I was pitching when this was going on and I can’t tell you what it was like throwing to Carter while he was standing there trying his hardest not to cry. As a dad, saying it breaks your heart is an understatement and this is why:
I was picked on in school and, to this day, I can remember every moment of it.
Carter and I stopped and got dinner after practice. I asked Carter if he likes this kid and he said yes, they are friends, but he doesn’t like when he is mean.
He has his mother’s heart and a soul that cares about the world, even one who hurts him.
So, for this kid, this bully, I have a message.
You will not win.
You will be overcome by the gracious heart of a child willing to look past your antics and be your friend.
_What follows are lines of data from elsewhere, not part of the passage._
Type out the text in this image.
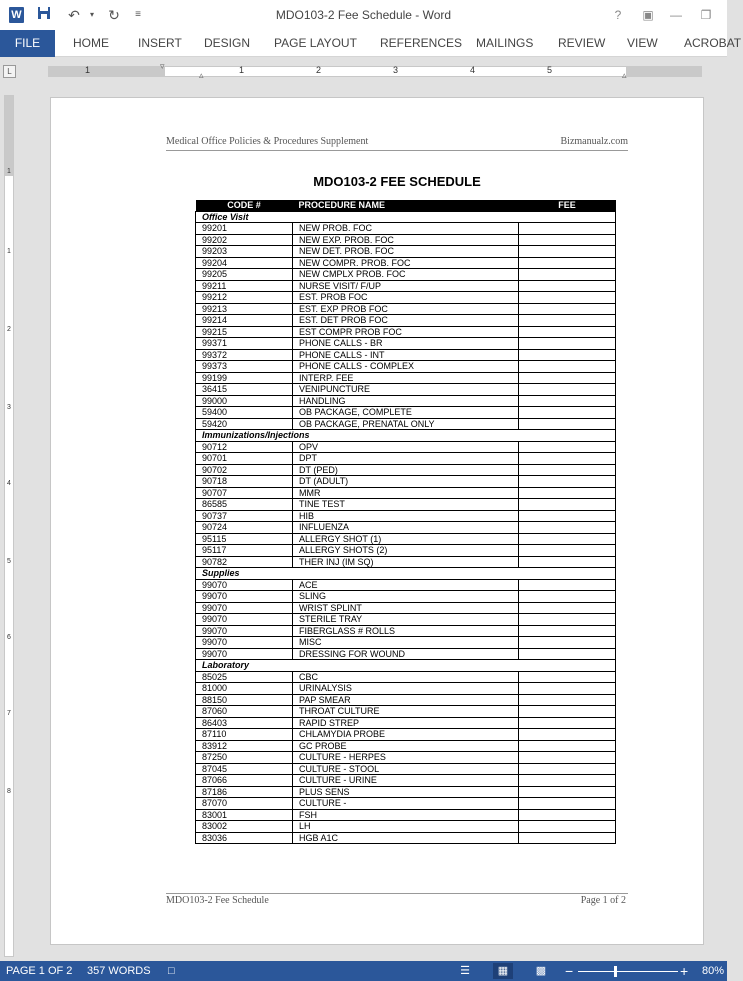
W	↶	▾	↻	≡	MDO103-2 Fee Schedule - Word	?	▣	—	❐
FILE	HOME INSERT DESIGN PAGE LAYOUT REFERENCES MAILINGS REVIEW VIEW ACROBAT
L	1	1	2	3	4	5
▿
▵	▵
1
1
2
3
4
5
6
7
8
Medical Office Policies & Procedures Supplement	Bizmanualz.com
MDO103-2 FEE SCHEDULE
CODE #	PROCEDURE NAME	FEE
Office Visit		
99201	NEW PROB. FOC	
99202	NEW EXP. PROB. FOC	
99203	NEW DET. PROB. FOC	
99204	NEW COMPR. PROB. FOC	
99205	NEW CMPLX PROB. FOC	
99211	NURSE VISIT/ F/UP	
99212	EST. PROB FOC	
99213	EST. EXP PROB FOC	
99214	EST. DET PROB FOC	
99215	EST COMPR PROB FOC	
99371	PHONE CALLS - BR	
99372	PHONE CALLS - INT	
99373	PHONE CALLS - COMPLEX	
99199	INTERP. FEE	
36415	VENIPUNCTURE	
99000	HANDLING	
59400	OB PACKAGE, COMPLETE	
59420	OB PACKAGE, PRENATAL ONLY	
Immunizations/Injections		
90712	OPV	
90701	DPT	
90702	DT (PED)	
90718	DT (ADULT)	
90707	MMR	
86585	TINE TEST	
90737	HIB	
90724	INFLUENZA	
95115	ALLERGY SHOT (1)	
95117	ALLERGY SHOTS (2)	
90782	THER INJ (IM SQ)	
Supplies		
99070	ACE	
99070	SLING	
99070	WRIST SPLINT	
99070	STERILE TRAY	
99070	FIBERGLASS # ROLLS	
99070	MISC	
99070	DRESSING FOR WOUND	
Laboratory		
85025	CBC	
81000	URINALYSIS	
88150	PAP SMEAR	
87060	THROAT CULTURE	
86403	RAPID STREP	
87110	CHLAMYDIA PROBE	
83912	GC PROBE	
87250	CULTURE - HERPES	
87045	CULTURE - STOOL	
87066	CULTURE - URINE	
87186	PLUS SENS	
87070	CULTURE -	
83001	FSH	
83002	LH	
83036	HGB A1C	
MDO103-2 Fee Schedule	Page 1 of 2
PAGE 1 OF 2 357 WORDS □	☰	▦	▩	−	+ 80%
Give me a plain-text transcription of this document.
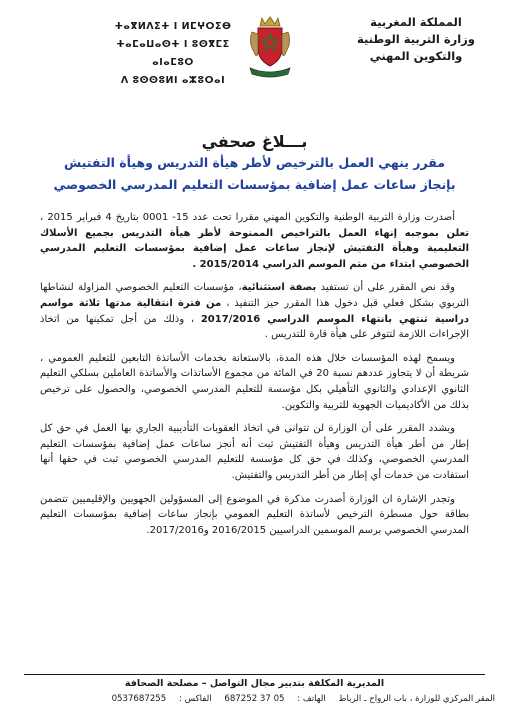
ⵜⴰⴳⵍⴷⵉⵜ ⵏ ⵍⵎⵖⵔⵉⴱ
ⵜⴰⵎⴰⵡⴰⵙⵜ ⵏ ⵓⵙⴳⵎⵉ ⴰⵏⴰⵎⵓⵔ
ⴷ ⵓⵙⵙⵓⵍⵏ ⴰⵣⵓⵔⴰⵏ
المملكة المغربية
وزارة التربية الوطنية
والتكوين المهني
بـــلاغ صحفي
مقرر ينهي العمل بالترخيص لأطر هيأة التدريس وهيأة التفتيش
بإنجاز ساعات عمل إضافية بمؤسسات التعليم المدرسي الخصوصي

أصدرت وزارة التربية الوطنية والتكوين المهني مقررا تحت عدد 15- 0001 بتاريخ 4 فبراير 2015 ، تعلن بموجبه إنهاء العمل بالتراخيص الممنوحة لأطر هيأة التدريس بجميع الأسلاك التعليمية وهيأة التفتيش لإنجاز ساعات عمل إضافية بمؤسسات التعليم المدرسي الخصوصي ابتداء من متم الموسم الدراسي 2015/2014 .

وقد نص المقرر على أن تستفيد بصفة استثنائية، مؤسسات التعليم الخصوصي المزاولة لنشاطها التربوي بشكل فعلي قبل دخول هذا المقرر حيز التنفيذ ، من فترة انتقالية مدتها ثلاثة مواسم دراسية تنتهي بانتهاء الموسم الدراسي 2017/2016 ، وذلك من أجل تمكينها من اتخاذ الإجراءات اللازمة لتتوفر على هيأة قارة للتدريس .

ويسمح لهذه المؤسسات خلال هذه المدة، بالاستعانة بخدمات الأساتذة التابعين للتعليم العمومي ، شريطة أن لا يتجاوز عددهم نسبة 20 في المائة من مجموع الأساتذات والأساتذة العاملين بسلكي التعليم الثانوي الإعدادي والثانوي التأهيلي بكل مؤسسة للتعليم المدرسي الخصوصي، والحصول على ترخيص بذلك من الأكاديميات الجهوية للتربية والتكوين.

ويشدد المقرر على أن الوزارة لن تتوانى في اتخاذ العقوبات التأديبية الجاري بها العمل في حق كل إطار من أطر هيأة التدريس وهيأة التفتيش ثبت أنه أنجز ساعات عمل إضافية بمؤسسات التعليم المدرسي الخصوصي، وكذلك في حق كل مؤسسة للتعليم المدرسي الخصوصي ثبت في حقها أنها استفادت من خدمات أي إطار من أطر التدريس والتفتيش.

وتجدر الإشارة ان الوزارة أصدرت مذكرة في الموضوع إلى المسؤولين الجهويين والإقليميين تتضمن بطاقة حول مسطرة الترخيص لأساتذة التعليم العمومي بإنجاز ساعات إضافية بمؤسسات التعليم المدرسي الخصوصي برسم الموسمين الدراسيين 2016/2015 و2017/2016.

المديرية المكلفة بتدبير مجال التواصل – مصلحة الصحافة
المقر المركزي للوزارة ، باب الرواح ـ الرباط الهاتف : 05 37 687252 الفاكس : 0537687255
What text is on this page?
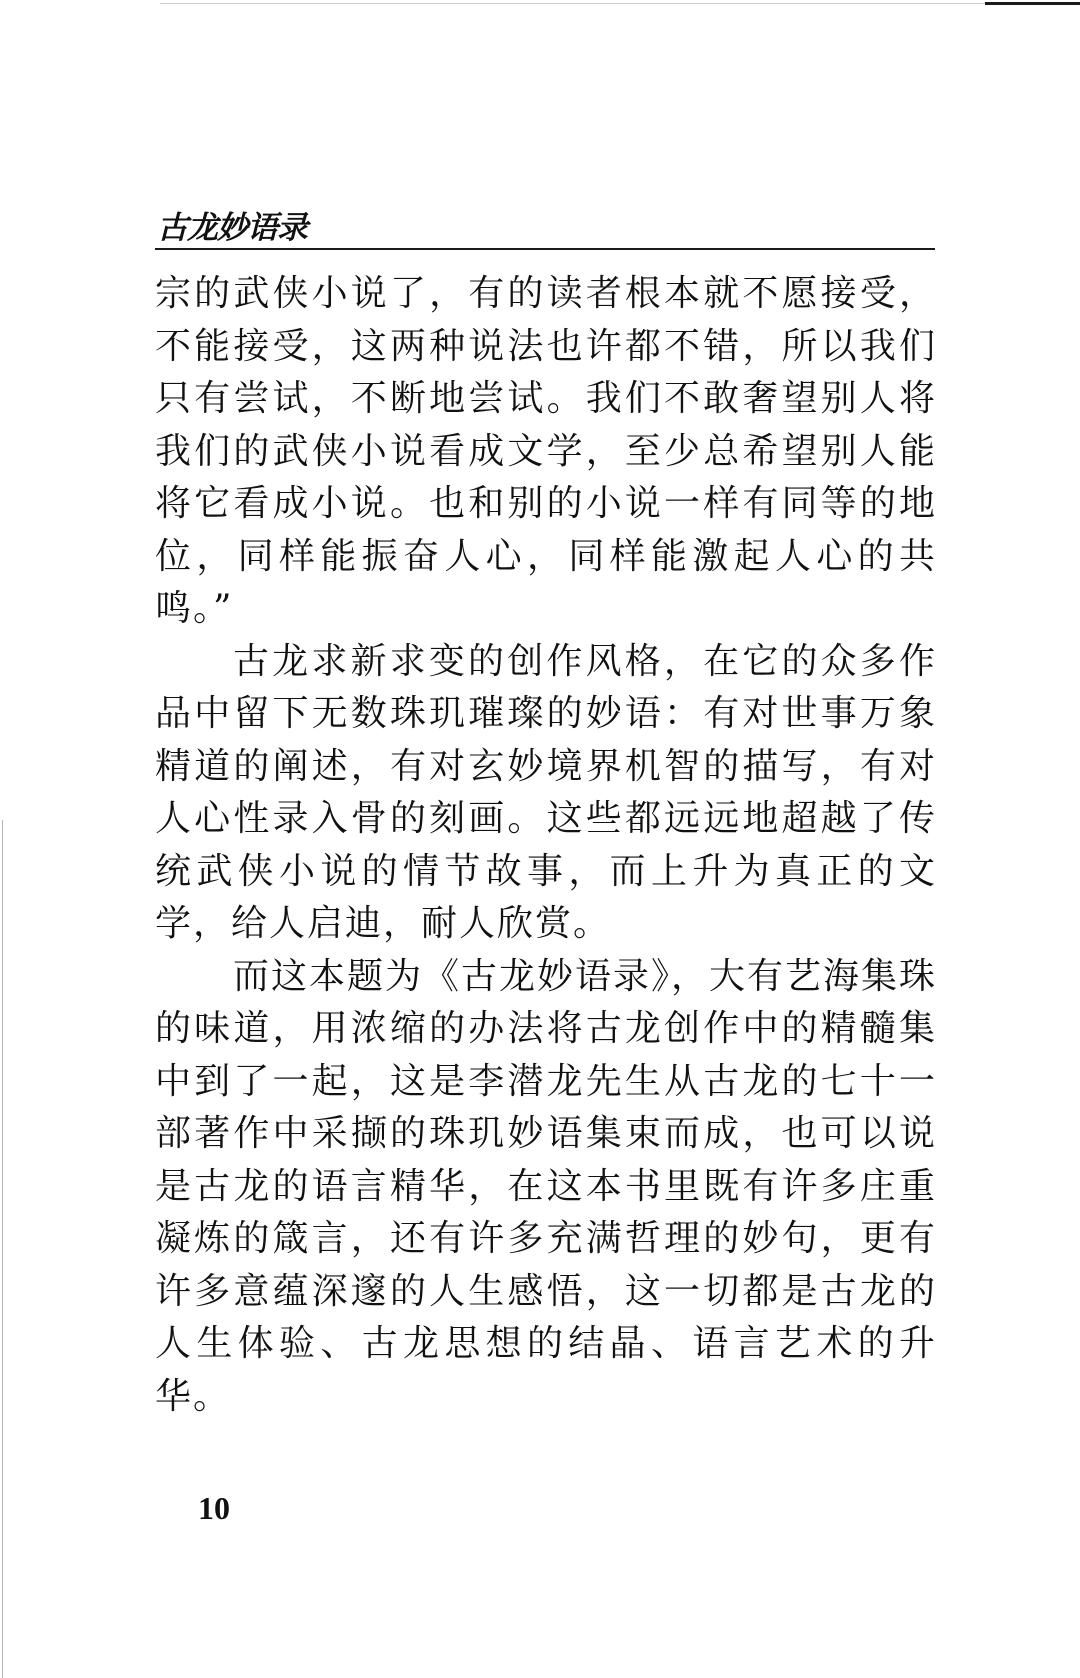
古龙妙语录

宗的武侠小说了，有的读者根本就不愿接受，不能接受，这两种说法也许都不错，所以我们只有尝试，不断地尝试。我们不敢奢望别人将我们的武侠小说看成文学，至少总希望别人能将它看成小说。也和别的小说一样有同等的地位，同样能振奋人心，同样能激起人心的共鸣。”

古龙求新求变的创作风格，在它的众多作品中留下无数珠玑璀璨的妙语：有对世事万象精道的阐述，有对玄妙境界机智的描写，有对人心性录入骨的刻画。这些都远远地超越了传统武侠小说的情节故事，而上升为真正的文学，给人启迪，耐人欣赏。

而这本题为《古龙妙语录》，大有艺海集珠的味道，用浓缩的办法将古龙创作中的精髓集中到了一起，这是李潜龙先生从古龙的七十一部著作中采撷的珠玑妙语集束而成，也可以说是古龙的语言精华，在这本书里既有许多庄重凝炼的箴言，还有许多充满哲理的妙句，更有许多意蕴深邃的人生感悟，这一切都是古龙的人生体验、古龙思想的结晶、语言艺术的升华。

10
You will plant a seed in Carter that grows his heart even wider and deeper, allowing him to love others and stand up when he sees someone being bullied because of empathy, because he was there once when you put him there.
You will be a catalyst that makes my son a better man, father, and husband.
You will not break his soul, deaden his passion, or make him feel like lesser of a person.
You will be a teaching point, a moment in his past that he can learn from and use to build himself into a stronger person.
The hardest thing, as a parent, is to find a balance. My gut is to grab control and stamp it out immediately. I also know I can’t always be with him, that he’s on his own at school five days a week and will need to navigate his social situation. This is new territory.
Before bed, I knelt before him and promised him that I would always be there. I told him I would look out for him and that he was the more important than he would ever know. He hugged me and said, “I love you daddy” and that is all the fuel I need to wake up in the morning and do it all again tomorrow.